Rabiner and Schafer in 1978 put forth an alternate solution: work in the time domain, attempt to find the period of a given section of the fundamental wave with the autocorrelation function, and crossfade one period into another. This is called time domain harmonic scaling or synchronized overlap-add method and performs somewhat faster than the phase vocoder on slower machines but fails when the autocorrelation misunderestimates the period of a signal with complicated harmonics (such as orchestral pieces). Cool Edit Pro seems to solve this by looking for the period closest to a center period that the user specifies, which should be an integer multiple of the tempo, and between 30 Hz and the lowest bass frequency. For a 120 bpm tune, use 48 Hz because 48 Hz = 2,880 cycles/minute = 24 cycles/beat * 120 bpm.

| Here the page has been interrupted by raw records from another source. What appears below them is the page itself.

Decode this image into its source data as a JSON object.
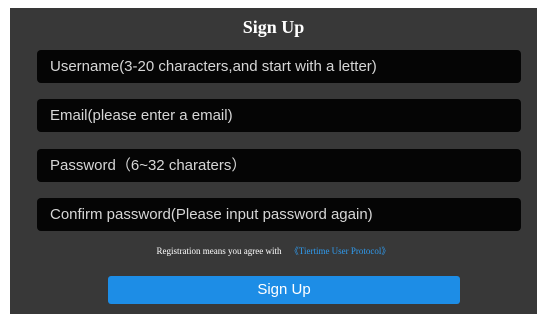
{
  "form": {
    "title": "Sign Up",
    "username_placeholder": "Username(3-20 characters,and start with a letter)",
    "email_placeholder": "Email(please enter a email)",
    "password_placeholder": "Password（6~32 charaters）",
    "confirm_placeholder": "Confirm password(Please input password again)",
    "agreement_text": "Registration means you agree with",
    "agreement_link": "《Tiertime User Protocol》",
    "submit_label": "Sign Up"
  },
  "colors": {
    "panel_background": "#383838",
    "input_background": "#050505",
    "accent": "#1d8de6",
    "link": "#2f9bef"
  }
}
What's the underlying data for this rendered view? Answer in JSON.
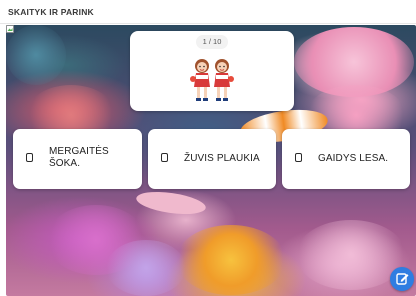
{
  "header": {
    "title": "SKAITYK IR PARINK"
  },
  "question": {
    "counter": "1 / 10",
    "image_icon": "dancing-girls-illustration"
  },
  "answers": [
    {
      "label": "MERGAITĖS ŠOKA."
    },
    {
      "label": "ŽUVIS PLAUKIA"
    },
    {
      "label": "GAIDYS LESA."
    }
  ],
  "fab": {
    "icon": "edit-icon",
    "color": "#2f7de1"
  },
  "background": {
    "icon": "coral-reef-photo"
  }
}
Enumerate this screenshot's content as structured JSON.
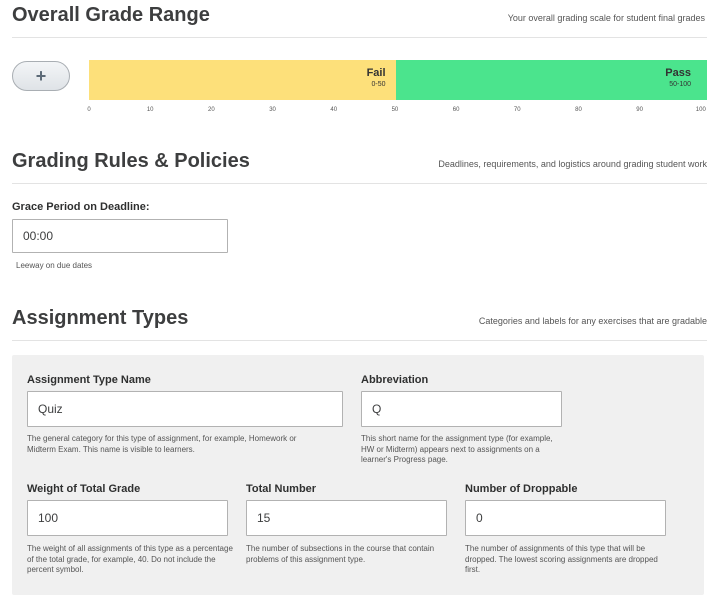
{
  "grade_range": {
    "title": "Overall Grade Range",
    "subtitle": "Your overall grading scale for student final grades",
    "add_button_label": "+",
    "segments": [
      {
        "name": "Fail",
        "range": "0-50",
        "color": "#fde07a"
      },
      {
        "name": "Pass",
        "range": "50-100",
        "color": "#4be48d"
      }
    ],
    "axis_ticks": [
      "0",
      "10",
      "20",
      "30",
      "40",
      "50",
      "60",
      "70",
      "80",
      "90",
      "100"
    ]
  },
  "grading_rules": {
    "title": "Grading Rules & Policies",
    "subtitle": "Deadlines, requirements, and logistics around grading student work",
    "grace_period": {
      "label": "Grace Period on Deadline:",
      "value": "00:00",
      "help": "Leeway on due dates"
    }
  },
  "assignment_types": {
    "title": "Assignment Types",
    "subtitle": "Categories and labels for any exercises that are gradable",
    "type_name": {
      "label": "Assignment Type Name",
      "value": "Quiz",
      "help": "The general category for this type of assignment, for example, Homework or Midterm Exam. This name is visible to learners."
    },
    "abbreviation": {
      "label": "Abbreviation",
      "value": "Q",
      "help": "This short name for the assignment type (for example, HW or Midterm) appears next to assignments on a learner's Progress page."
    },
    "weight": {
      "label": "Weight of Total Grade",
      "value": "100",
      "help": "The weight of all assignments of this type as a percentage of the total grade, for example, 40. Do not include the percent symbol."
    },
    "total_number": {
      "label": "Total Number",
      "value": "15",
      "help": "The number of subsections in the course that contain problems of this assignment type."
    },
    "droppable": {
      "label": "Number of Droppable",
      "value": "0",
      "help": "The number of assignments of this type that will be dropped. The lowest scoring assignments are dropped first."
    }
  }
}
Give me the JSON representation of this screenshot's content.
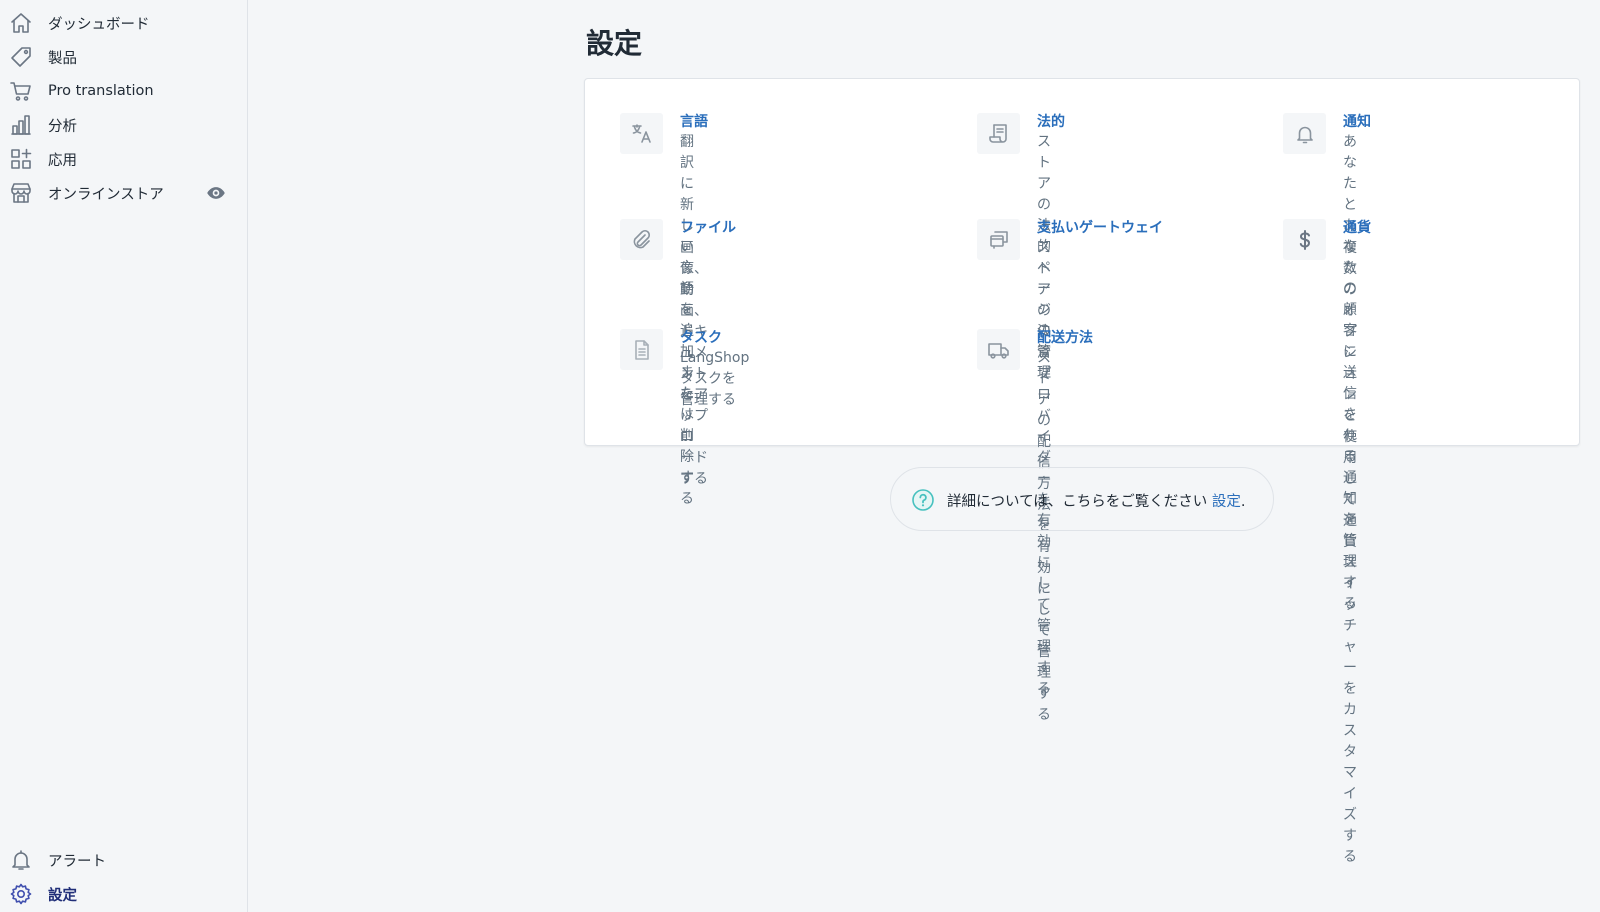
{
  "sidebar": {
    "top_items": [
      {
        "label": "ダッシュボード",
        "icon": "home-icon"
      },
      {
        "label": "製品",
        "icon": "tag-icon"
      },
      {
        "label": "Pro translation",
        "icon": "cart-icon"
      },
      {
        "label": "分析",
        "icon": "bar-chart-icon"
      },
      {
        "label": "応用",
        "icon": "apps-icon"
      },
      {
        "label": "オンラインストア",
        "icon": "store-icon",
        "extra_icon": "eye-icon"
      }
    ],
    "bottom_items": [
      {
        "label": "アラート",
        "icon": "bell-icon"
      },
      {
        "label": "設定",
        "icon": "gear-icon",
        "active": true
      }
    ]
  },
  "page": {
    "title": "設定"
  },
  "settings": [
    {
      "title": "言語",
      "desc_lines": [
        "翻訳に新しい言語を追加または削除す",
        "る"
      ],
      "icon": "translate-icon"
    },
    {
      "title": "法的",
      "desc_lines": [
        "ストアの法的ページの管理"
      ],
      "icon": "legal-scroll-icon"
    },
    {
      "title": "通知",
      "desc_lines": [
        "あなたとあなたの顧客に送信",
        "される通知を管理する"
      ],
      "icon": "bell-icon"
    },
    {
      "title": "ファイル",
      "desc_lines": [
        "画像、動画、ドキュメントをアップロ",
        "ードする"
      ],
      "icon": "paperclip-icon"
    },
    {
      "title": "支払いゲートウェイ",
      "desc_lines": [
        "ストアの決済プロバイダーを",
        "有効にして管理する"
      ],
      "icon": "payment-cards-icon"
    },
    {
      "title": "通貨",
      "desc_lines": [
        "複数のオプションを使用して",
        "通貨スイッチャーをカスタマ",
        "イズする"
      ],
      "icon": "dollar-icon"
    },
    {
      "title": "タスク",
      "desc_lines": [
        "LangShopタスクを管理する"
      ],
      "icon": "task-document-icon"
    },
    {
      "title": "配送方法",
      "desc_lines": [
        "ストアの配信方法を有効にし",
        "て管理する"
      ],
      "icon": "truck-icon"
    }
  ],
  "help": {
    "text": "詳細については、こちらをご覧ください",
    "link": "設定",
    "suffix": ".",
    "icon": "question-circle-icon",
    "icon_color": "#47c1bf"
  },
  "colors": {
    "link": "#2a6ebb",
    "active_nav": "#202e78",
    "background": "#f4f6f8"
  }
}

High-end commercial audio processing packages combine the two techniques, using wavelet techniques to separate the signal into sinusoid and transient waveforms, applying the phase vocoder to the sinusoids, and processing transients in the time domain, producing the highest quality time stretching.

Pitch scaling

These techniques can also be used to scale the pitch of an audio sample while holding time constant. (Note that the technique is properly called pitch scaling, not "shifting," as pitch shifting by amplitude modulation with a complex exponential does not preserve the ratios of the harmonic frequencies that determine the sound's timbre.) Time domain processing works much better here, as smearing is less noticeable, but scaling vocal samples distorts the formants into a sort of Alvin and the Chipmunks-like effect, which may be desirable or undesirable. To preserve the formants and character of the voice, you can use a "regular" channel vocoder keyed to the signal's fundamental frequency. (Following a single voice's fundamental is straightforward; put a note in Damian's talk page if you want more information.)